The market is not putting a full price on Nature’s use (and abuse) because markets can (and do) systemically generate “negative externalities” — externalized costs of production to society (e.g., private corporations don’t pay the real costs of Nature’s use because they can get away with it; it is a free lunch, in fact). The lecture described this as the “Invisible Foot” of markets and contrasted it with the proverbial “Invisible Hand”, or socially positive role of markets. None of this was mentioned by the Chair even though it was essential to my lecture. She instead (like in her other visits) simply looked for whatever negatives she could find, or manufacture.

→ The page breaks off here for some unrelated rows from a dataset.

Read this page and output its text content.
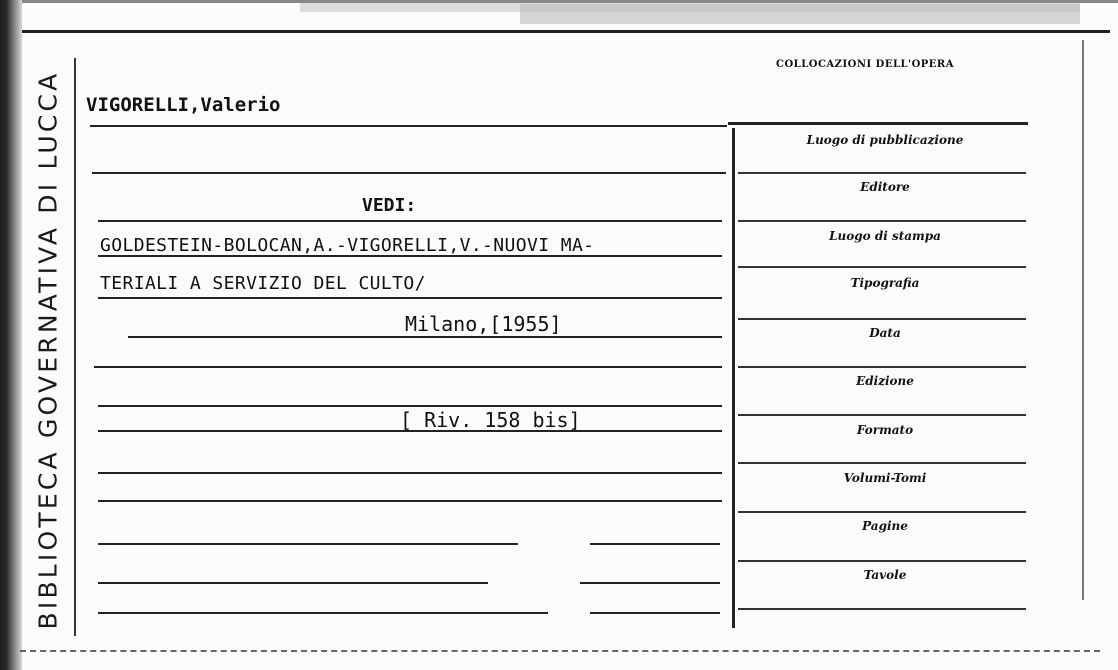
BIBLIOTECA GOVERNATIVA DI LUCCA
COLLOCAZIONI DELL'OPERA
VIGORELLI,Valerio
VEDI:
GOLDESTEIN-BOLOCAN,A.-VIGORELLI,V.-NUOVI MA-
TERIALI A SERVIZIO DEL CULTO/
Milano,[1955]
[ Riv. 158 bis]
Luogo di pubblicazione
Editore
Luogo di stampa
Tipografia
Data
Edizione
Formato
Volumi-Tomi
Pagine
Tavole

The entire point of the lecture was apparently lost on the Chair. Being trained in a very narrow-minded neoclassical (non-ecological) economics, the Chair refused to see the lecture outside of her frame of reference. Students, of course, understood the concept perfectly well. I received record high scores (considered excellent by the Chair’s standards) from students on their evaluations at the end of that semester, on rubrics like “theoretical concepts handled effectively” and “communicates in a clear way.” In fact, I was well ahead of many other teachers in the department, some of whom repeatedly flunk the student evaluations by a wide margin. But, for these tenured faculty, they get a free pass. I was shown the door for “poor” (Provost relying on the Chair’s comments) teaching while poorly rated teachers remain because they are tenured.

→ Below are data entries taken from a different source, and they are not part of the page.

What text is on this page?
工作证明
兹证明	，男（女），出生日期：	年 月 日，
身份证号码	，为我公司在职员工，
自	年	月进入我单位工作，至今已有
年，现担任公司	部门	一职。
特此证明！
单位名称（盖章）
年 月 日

When you try to do cutting edge ecological economics in a department well-known for hating (no, not too strong a word given my experience there) ecological approaches that seriously challenge the conventional wisdom about left or right economics — whether critiqueing ideas from right wing neoclassicals (now the dominant clique) or from liberal-left post-Keynesians/neo-Marxists (we have a few still), and then UVM throws you out, there is clearly a problem. There are several in the department who are so pathetic as teachers that they would be thrown out if they did not have protection from tenure (which should never have been given to them). I am not mentioning names because I don’t want a lawsuit, but students don’t need to be told as they are the recipients of the abuse.
Back to finding balance with Nature…Surf’s up!